During the study, patients without disease progression after 3 months of induction chemotherapy will be randomized 1:1 to either treatment with chemotherapy or treatment with a combination of chemotherapy and SBRT (5 x 8 Gy). After treatment with chemotherapy, alone or followed by SBRT, imaging (CT scan, MRI scan) will be used to determine whether surgery can still be performed to improve patient survival. After treatment (and surgery if applicable), ten-weekly follow-up visits will occur during two years to evaluate the quality of life, general blood parameters and general health condition of the patient. Moreover, toxicity will be evaluated as well as efficiency and safety of the treatment (e.g. by means of imaging).

Detailed Description

The occurrence of pancreatic cancer is increasing in Belgium. Although this type of cancer is severe, there are only a limited number of treatment options. The preferred treatment is usually surgery. However, this is only possible in certain circumstances. If surgery is not possible, chemotherapy is administered to improve survival. A combination of chemotherapy and SBRT followed by surgery if possible has already been used in some studies and will be investigated in a larger number of subjects with the TORPEDO study.

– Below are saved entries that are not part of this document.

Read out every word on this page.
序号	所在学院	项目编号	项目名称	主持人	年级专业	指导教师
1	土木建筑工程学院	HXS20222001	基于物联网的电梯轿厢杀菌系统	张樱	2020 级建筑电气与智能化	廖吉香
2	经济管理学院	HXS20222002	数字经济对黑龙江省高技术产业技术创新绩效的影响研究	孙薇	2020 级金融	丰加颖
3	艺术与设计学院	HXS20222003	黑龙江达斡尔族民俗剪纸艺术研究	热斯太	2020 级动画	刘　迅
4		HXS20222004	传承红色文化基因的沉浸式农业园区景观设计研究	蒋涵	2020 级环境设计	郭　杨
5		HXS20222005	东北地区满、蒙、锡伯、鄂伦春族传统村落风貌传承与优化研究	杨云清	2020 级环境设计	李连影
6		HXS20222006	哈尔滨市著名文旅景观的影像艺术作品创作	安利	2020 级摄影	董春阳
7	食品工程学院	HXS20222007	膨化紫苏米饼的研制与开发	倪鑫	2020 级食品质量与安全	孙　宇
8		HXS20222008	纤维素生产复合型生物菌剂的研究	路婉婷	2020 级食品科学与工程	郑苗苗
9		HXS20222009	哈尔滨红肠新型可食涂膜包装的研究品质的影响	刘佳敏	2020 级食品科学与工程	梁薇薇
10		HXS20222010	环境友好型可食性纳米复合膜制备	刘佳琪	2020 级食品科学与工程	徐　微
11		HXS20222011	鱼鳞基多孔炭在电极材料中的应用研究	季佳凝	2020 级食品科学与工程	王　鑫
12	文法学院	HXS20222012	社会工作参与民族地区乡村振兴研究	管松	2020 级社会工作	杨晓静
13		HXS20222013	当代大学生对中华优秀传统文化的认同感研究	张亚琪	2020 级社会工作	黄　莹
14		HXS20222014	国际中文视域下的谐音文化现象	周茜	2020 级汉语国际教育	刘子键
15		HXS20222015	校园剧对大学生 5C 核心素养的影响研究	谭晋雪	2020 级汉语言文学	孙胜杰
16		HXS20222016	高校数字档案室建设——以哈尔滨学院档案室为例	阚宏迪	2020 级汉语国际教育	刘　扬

A patient needs to sign an informed consent form before participating in the TORPEDO study. Participation in the TORPEDO study consists of the following phases: screening, induction chemotherapy, restaging and randomization, treatment, resectability assessment whether or not followed by surgery and a follow-up phase.

During the screening phase, eligibility of the patient to participate in the study will be assessed. Demographics data, information regarding medical history, prior medications and adverse events will be recorded. Moreover, a clinical assessment, blood tests to assess general blood parameters, a CT chest/abdomen and MRI pancreas will be performed. Eligible patients (according to the inclusion criteria and exclusion criteria) will receive induction chemotherapy (standard of care) during 12 weeks. Either 6 cycles of mFOLFIRINOX or 3 cycles of gemcitabine / nab-paclitaxel will be administered. If, within one week after the end of chemotherapy (restaging), CT chest/abdomen and MRI pancreas do not show extrapancreatic disease and in absence of massive gastric or intestinal invasion, subjects will be randomized 1:1 to either treatment with chemotherapy (arm A) or treatment with a combination of chemotherapy and SBRT (5 x 8 Gy) (arm B).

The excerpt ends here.